Do not do these things

  • Don’t keep replying to “explain” your no — repeated replies often invite more pressure.
  • Don’t agree to meet in private “just to talk” or “to calm things down.”
  • Don’t send sexual photos/videos or extra personal details (address, workplace, routine) to make them stop.
  • Don’t share your live location or travel plans.
  • Don’t try to “win the argument” — your goal is safety and distance, not persuasion.

What to do now

  1. Reduce the chance they can reach you or turn up. If you’ve shared your address or usual spots, tighten things up for tonight: keep doors secure, avoid going out alone to meet them, and choose public/with-a-friend plans only.
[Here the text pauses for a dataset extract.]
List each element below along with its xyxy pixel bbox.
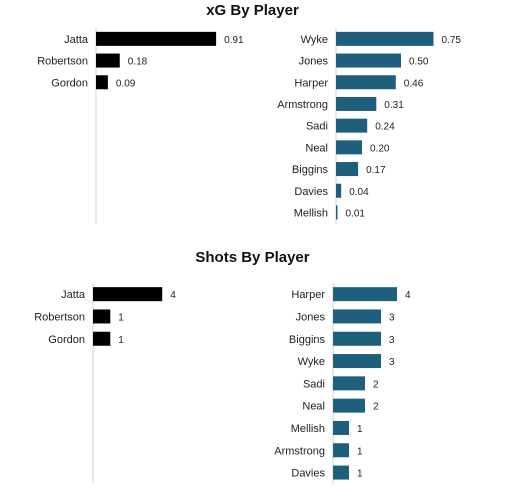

If you’re feeling unsafe, have someone stay with you or go somewhere you won’t be alone.
  2. Decide on one of two paths: one final message or none.
    • No further messages (often best): stop responding now.
    • One final boundary (optional): “I said no. Stop asking. If you continue, I will block you.” Then stop responding.
  3. Mute/block on every channel they can use. Block their number, and block/report them on the dating app and any social media. If you’re worried they’ll escalate when blocked, you can mute first while you line up support, then block when you’re in a safer moment.
  4. Do a quick privacy sweep (2 minutes). Turn off read receipts/online status if you use them, check location-sharing (including “Find My”), and avoid posting stories/check-ins that show where you are.
  5. Tell a real person what’s happening now. Send a simple message: “This person won’t stop pressuring me for sex by text. Can you check in with me tonight?” If you had plans with them, tell your person you’ve cancelled and you won’t be meeting privately.
  6. Make tomorrow easier: save the basics without spiralling. If you may want support or to report later, take a few screenshots that show the pattern (date/time visible) and save them somewhere not shared (avoid a shared device or shared cloud account). Then stop — you don’t need a full archive tonight.
  7. If they threaten you, try to find you, or show up: treat it as urgent. Call 999 if you feel in immediate danger. If it’s not an emergency but you want police advice/reporting, call 101 or report via your local police force’s online tools.
  8. Get specialist support even if “nothing physical happened.” You can talk confidentially with:
    • Rape Crisis England & Wales 24/7 Rape & Sexual Abuse Support Line: 0808 500 2222 (for people aged 16+)
    • National Domestic Abuse Helpline (Refuge): 0808 2000 247
    • National Stalking Helpline (Suzy Lamplugh Trust): 0808 802 0300
      If you’re under 19, you can also contact Childline free on 0800 1111.

What can wait

  • You do not need to decide right now whether to report to the police or make a formal complaint.
  • You do not need the “perfect” final message — safety and distance matter more than wording.
  • You do not need to label what this is before seeking help.

Important reassurance

Someone repeatedly pushing after you’ve said “not tonight” is not you being unclear — it’s them testing your boundary. Feeling stressed, frozen, guilty, or unsure is a normal response to coercive pressure. You are allowed to end contact and prioritise your safety.

Scope note

These are first steps to stabilise and reduce risk. If this person overlaps with your work, campus, housing, or friend group, there may be more options later — but you don’t have to navigate those decisions while you’re overwhelmed.

Important note

This is general information, not legal advice. If you feel unsafe or at risk of harm, prioritise immediate safety and urgent help.